Hasbro, the renowned toy company based in Pawtucket, R.I., has reported a significant decrease in sales for the fourth quarter. Furthermore, the company has forecasted another year of declining consumer product sales.
In the quarter ending on December 31, Hasbro recorded a loss of $1.06 billion, equivalent to $7.64 per share. This marks a significant contrast compared to the loss of $128.9 million, or 93 cents per share, reported in the same period the previous year. Analysts surveyed by FactSet had anticipated a per-share profit of 59 cents, hence falling short of expectations.
Adjusting for certain one-time items, the adjusted per-share earnings amounted to 38 cents, which was lower than the forecasted 65 cents by analysts, according to FactSet.
Hasbro’s revenue also experienced a decline of 23%, settling at $1.29 billion. This missed the projected $1.34 billion estimated by analysts surveyed by FactSet.

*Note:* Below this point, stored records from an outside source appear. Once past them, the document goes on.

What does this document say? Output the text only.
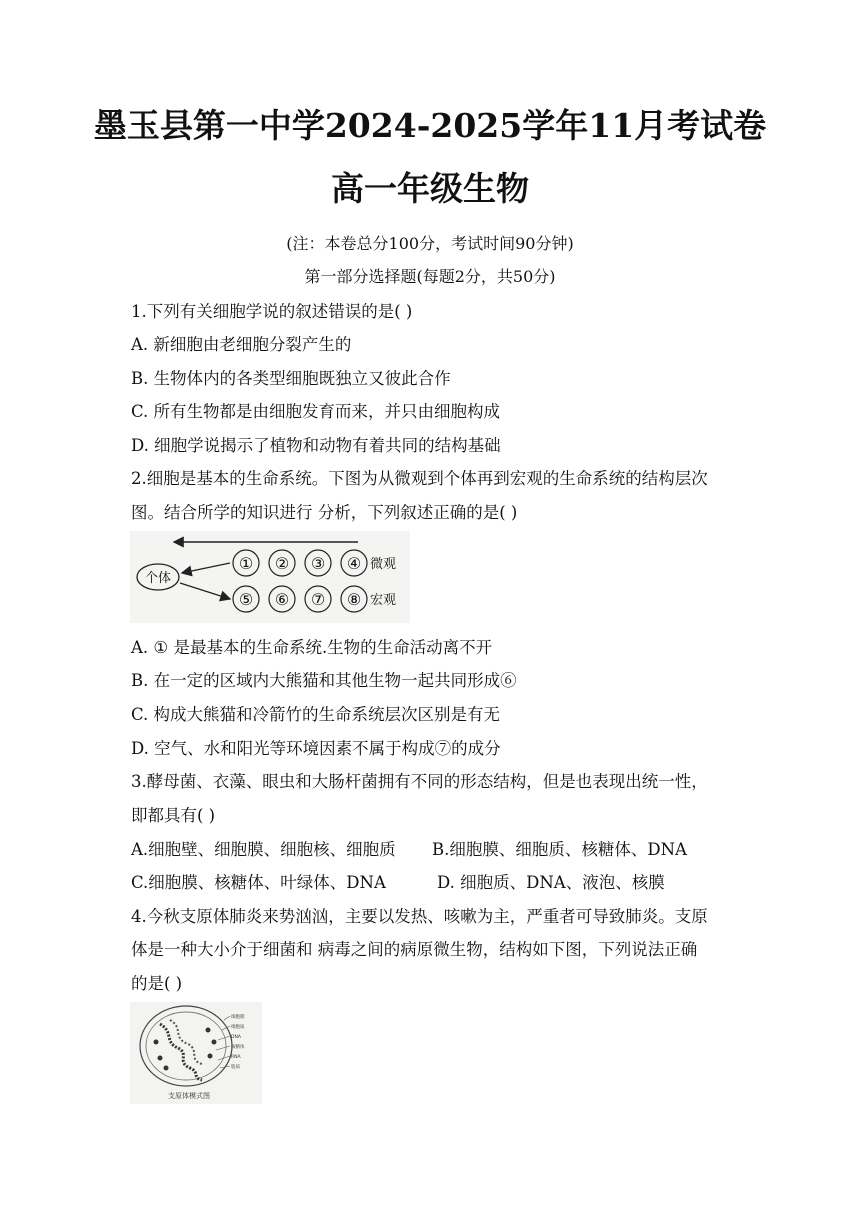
墨玉县第一中学2024-2025学年11月考试卷
高一年级生物
(注：本卷总分100分，考试时间90分钟)
第一部分选择题(每题2分，共50分)
1.下列有关细胞学说的叙述错误的是( )
A. 新细胞由老细胞分裂产生的
B. 生物体内的各类型细胞既独立又彼此合作
C. 所有生物都是由细胞发育而来，并只由细胞构成
D. 细胞学说揭示了植物和动物有着共同的结构基础
2.细胞是基本的生命系统。下图为从微观到个体再到宏观的生命系统的结构层次
图。结合所学的知识进行 分析，下列叙述正确的是( )
个体
① ② ③ ④
⑤ ⑥ ⑦ ⑧
微观
宏观
A. ① 是最基本的生命系统.生物的生命活动离不开
B. 在一定的区域内大熊猫和其他生物一起共同形成⑥
C. 构成大熊猫和冷箭竹的生命系统层次区别是有无
D. 空气、水和阳光等环境因素不属于构成⑦的成分
3.酵母菌、衣藻、眼虫和大肠杆菌拥有不同的形态结构，但是也表现出统一性，
即都具有( )
A.细胞壁、细胞膜、细胞核、细胞质 B.细胞膜、细胞质、核糖体、DNA
C.细胞膜、核糖体、叶绿体、DNA	D. 细胞质、DNA、液泡、核膜
4.今秋支原体肺炎来势汹汹，主要以发热、咳嗽为主，严重者可导致肺炎。支原
体是一种大小介于细菌和 病毒之间的病原微生物，结构如下图，下列说法正确
的是( )
细胞膜
细胞质
DNA
核糖体
RNA
脂质
支原体模式图
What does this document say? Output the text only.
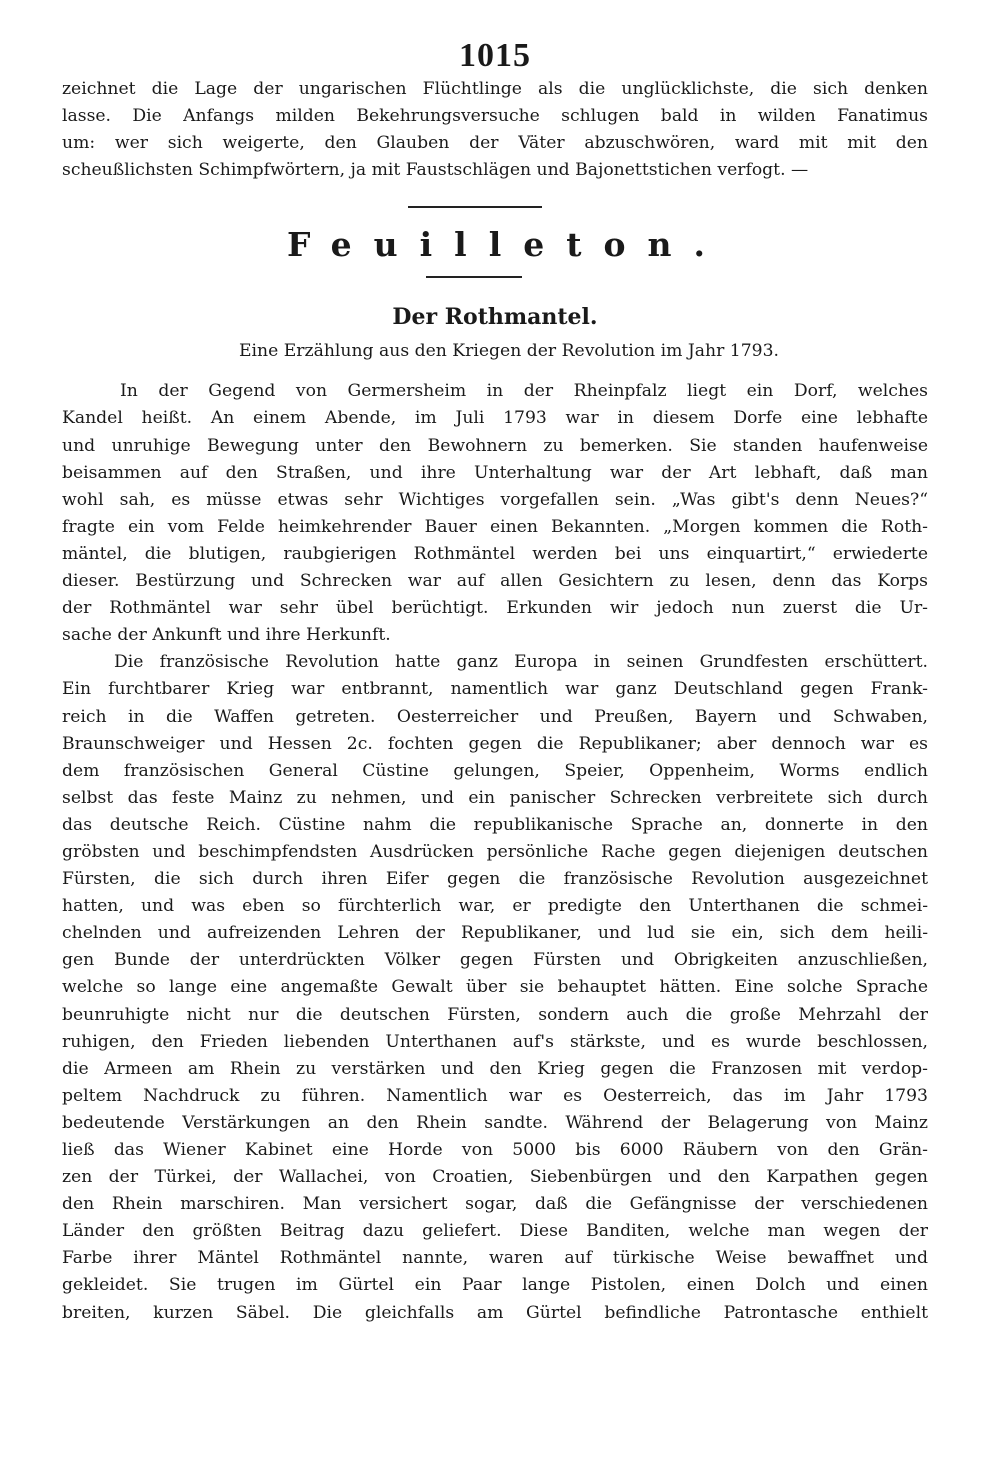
1015
zeichnet die Lage der ungarischen Flüchtlinge als die unglücklichste, die sich denken
lasse. Die Anfangs milden Bekehrungsversuche schlugen bald in wilden Fanatimus
um: wer sich weigerte, den Glauben der Väter abzuschwören, ward mit mit den
scheußlichsten Schimpfwörtern, ja mit Faustschlägen und Bajonettstichen verfogt. —
Feuilleton.
Der Rothmantel.
Eine Erzählung aus den Kriegen der Revolution im Jahr 1793.
In der Gegend von Germersheim in der Rheinpfalz liegt ein Dorf, welches
Kandel heißt. An einem Abende, im Juli 1793 war in diesem Dorfe eine lebhafte
und unruhige Bewegung unter den Bewohnern zu bemerken. Sie standen haufenweise
beisammen auf den Straßen, und ihre Unterhaltung war der Art lebhaft, daß man
wohl sah, es müsse etwas sehr Wichtiges vorgefallen sein. „Was gibt's denn Neues?“
fragte ein vom Felde heimkehrender Bauer einen Bekannten. „Morgen kommen die Roth-
mäntel, die blutigen, raubgierigen Rothmäntel werden bei uns einquartirt,“ erwiederte
dieser. Bestürzung und Schrecken war auf allen Gesichtern zu lesen, denn das Korps
der Rothmäntel war sehr übel berüchtigt. Erkunden wir jedoch nun zuerst die Ur-
sache der Ankunft und ihre Herkunft.
Die französische Revolution hatte ganz Europa in seinen Grundfesten erschüttert.
Ein furchtbarer Krieg war entbrannt, namentlich war ganz Deutschland gegen Frank-
reich in die Waffen getreten. Oesterreicher und Preußen, Bayern und Schwaben,
Braunschweiger und Hessen 2c. fochten gegen die Republikaner; aber dennoch war es
dem französischen General Cüstine gelungen, Speier, Oppenheim, Worms endlich
selbst das feste Mainz zu nehmen, und ein panischer Schrecken verbreitete sich durch
das deutsche Reich. Cüstine nahm die republikanische Sprache an, donnerte in den
gröbsten und beschimpfendsten Ausdrücken persönliche Rache gegen diejenigen deutschen
Fürsten, die sich durch ihren Eifer gegen die französische Revolution ausgezeichnet
hatten, und was eben so fürchterlich war, er predigte den Unterthanen die schmei-
chelnden und aufreizenden Lehren der Republikaner, und lud sie ein, sich dem heili-
gen Bunde der unterdrückten Völker gegen Fürsten und Obrigkeiten anzuschließen,
welche so lange eine angemaßte Gewalt über sie behauptet hätten. Eine solche Sprache
beunruhigte nicht nur die deutschen Fürsten, sondern auch die große Mehrzahl der
ruhigen, den Frieden liebenden Unterthanen auf's stärkste, und es wurde beschlossen,
die Armeen am Rhein zu verstärken und den Krieg gegen die Franzosen mit verdop-
peltem Nachdruck zu führen. Namentlich war es Oesterreich, das im Jahr 1793
bedeutende Verstärkungen an den Rhein sandte. Während der Belagerung von Mainz
ließ das Wiener Kabinet eine Horde von 5000 bis 6000 Räubern von den Grän-
zen der Türkei, der Wallachei, von Croatien, Siebenbürgen und den Karpathen gegen
den Rhein marschiren. Man versichert sogar, daß die Gefängnisse der verschiedenen
Länder den größten Beitrag dazu geliefert. Diese Banditen, welche man wegen der
Farbe ihrer Mäntel Rothmäntel nannte, waren auf türkische Weise bewaffnet und
gekleidet. Sie trugen im Gürtel ein Paar lange Pistolen, einen Dolch und einen
breiten, kurzen Säbel. Die gleichfalls am Gürtel befindliche Patrontasche enthielt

The increase of 7% in revenue from the Wizards of the Coast and Digital Gaming segment was overshadowed by a 25% decrease in consumer products revenue and a significant 49% drop in revenue from the entertainment segment.
The company’s profitability for the quarter was influenced by a substantial impairment charge related to goodwill and assets. A portion of this charge was associated with the divestment of its eOne film and television business. In December, Hasbro successfully completed the sale of eOne to Lions Gate Entertainment.
Looking ahead to the future, Hasbro anticipates a decline of 7% to 12% in consumer products revenue for the year 2024. Moreover, revenue from the Wizards of the Coast segment is projected to decrease by 3% to 5%, largely driven by comparisons in licensed digital gaming during the second half of the year.